The burial was at a cemetery next to her first husband in Odessa, where they lived for a number of years. There was a different set of family members and people at this one, since some of June's remaining siblings could come from their corners of Idaho easier.

"I remember you...Corrine's husband, Patrick, right?" was how Uncle H.A. greeted me in the lobby of the Odessa Holiday Inn where we stayed. He was June's younger brother, more a farmer than a good-'ol-boy, but not not a good-'ol-boy, had met me once in 2004, but either had a fantastic memory or been supplied with photographs. He's an active farmer in Idaho, and must have signed off on the grandkids-as-pall bearers call.

As it turned out, I was asked to be a pall bearer for the first time in my life.

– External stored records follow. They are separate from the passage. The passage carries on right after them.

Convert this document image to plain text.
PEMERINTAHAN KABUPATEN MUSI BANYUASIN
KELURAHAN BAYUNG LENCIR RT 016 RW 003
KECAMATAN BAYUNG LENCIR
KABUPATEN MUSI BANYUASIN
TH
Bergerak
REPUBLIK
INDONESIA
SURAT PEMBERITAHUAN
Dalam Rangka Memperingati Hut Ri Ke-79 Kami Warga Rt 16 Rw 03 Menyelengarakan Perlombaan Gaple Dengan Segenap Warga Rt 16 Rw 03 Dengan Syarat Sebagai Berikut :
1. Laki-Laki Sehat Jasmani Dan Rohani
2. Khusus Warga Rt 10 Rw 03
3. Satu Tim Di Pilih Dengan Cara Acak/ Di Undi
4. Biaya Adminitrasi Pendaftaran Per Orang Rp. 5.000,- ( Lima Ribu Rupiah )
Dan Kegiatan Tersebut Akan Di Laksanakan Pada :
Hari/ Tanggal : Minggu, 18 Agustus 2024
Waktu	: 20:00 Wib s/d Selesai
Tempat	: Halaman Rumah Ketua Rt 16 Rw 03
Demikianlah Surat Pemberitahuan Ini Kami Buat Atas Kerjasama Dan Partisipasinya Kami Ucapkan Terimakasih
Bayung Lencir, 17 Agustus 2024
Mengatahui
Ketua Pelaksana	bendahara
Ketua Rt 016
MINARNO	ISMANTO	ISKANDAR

I felt honored to be a pall bearer. This was a woman that I respected and enjoyed being around, but with whom I didn't get to spend too much time. I was told she found me truly special, and though that Corrie and I were perfect together, and I guess that I could get a sense of that through our talks, but that would have been a bit presumptuous. Oh well.

I barely get updates on my own father's mother--she went into hospice but while there and taken off her heavy meds, she came back and was asked to leave hospice--but that's more a testament to my own family's dynamic. It's just different. I don't feel like it's any better or worse, because the crush of the family on Corrie's side can be a daunting and stressful task that my family doesn't ever impose on you. 

6. 
"She lived to see all of her kids become grandparents."

Grandma June had a subtle style of being a matriarch. She set the tone and used her own example of how she thought you should act around family--with a certain kind of love--that it seemed like everyone I've ever met from the family in the years I've been with my wife. She was a patron of the arts, supporting both her Morris grandchildren, Josh and Jacob, who are musicians, as well as me, being a frequent reader of my blogs and the purchaser of the first copy of my constructed book The Big Weirdness at auction.

I remember having a conversation with her after we first arrived in Austin at the end of 2009. She had a better idea of what was going on with everyone in town, including our own roommates, than we did, thanks to her ability to embrace newer technology like Facebook and texting.

Near the end, during her last conversation with Corrie, while she was in the hospital, she complained that although her daughters were there for her, they weren't letting her get onto the computer and she was feeling less connected to the outside world. A wonderful observation from a spry-to-the-end lady.

June had five children: Bill, Susie, Paula, Ron, and Debbie, in that order. Susie had kids first, and her kids had kids first, the first set of great-grandchildren. Then Paula had kids, then Ron and Carol, then Debbie, and then Bill and Martha. Ron and carol were the second set of parents to become grandparents, and then Paula, and, with Corrie's cousins Josh and Richard, both having kids within a month of each other, and right near the end of Grandma June's time among the living, led to Josh, during a brief word at the burial, making the observation:

"She lived to see all of her kids become grandparents."

7.
Returning to California

We left Saturday from Odessa a pair of hours after the burial for Phoenix, a maybe ten or eleven hour drive away. This time I embraced the cruise control. This time I didn't get from Tuscon to Phoenix in an hour. This time seeing my own Grandpa Tom almost became a priority. It didn't work out, but almost.

It was nice to see my mom, and have a night's sleep after all the car time. We still had a long drive home, but at least I was able to appreciate my own family while at it.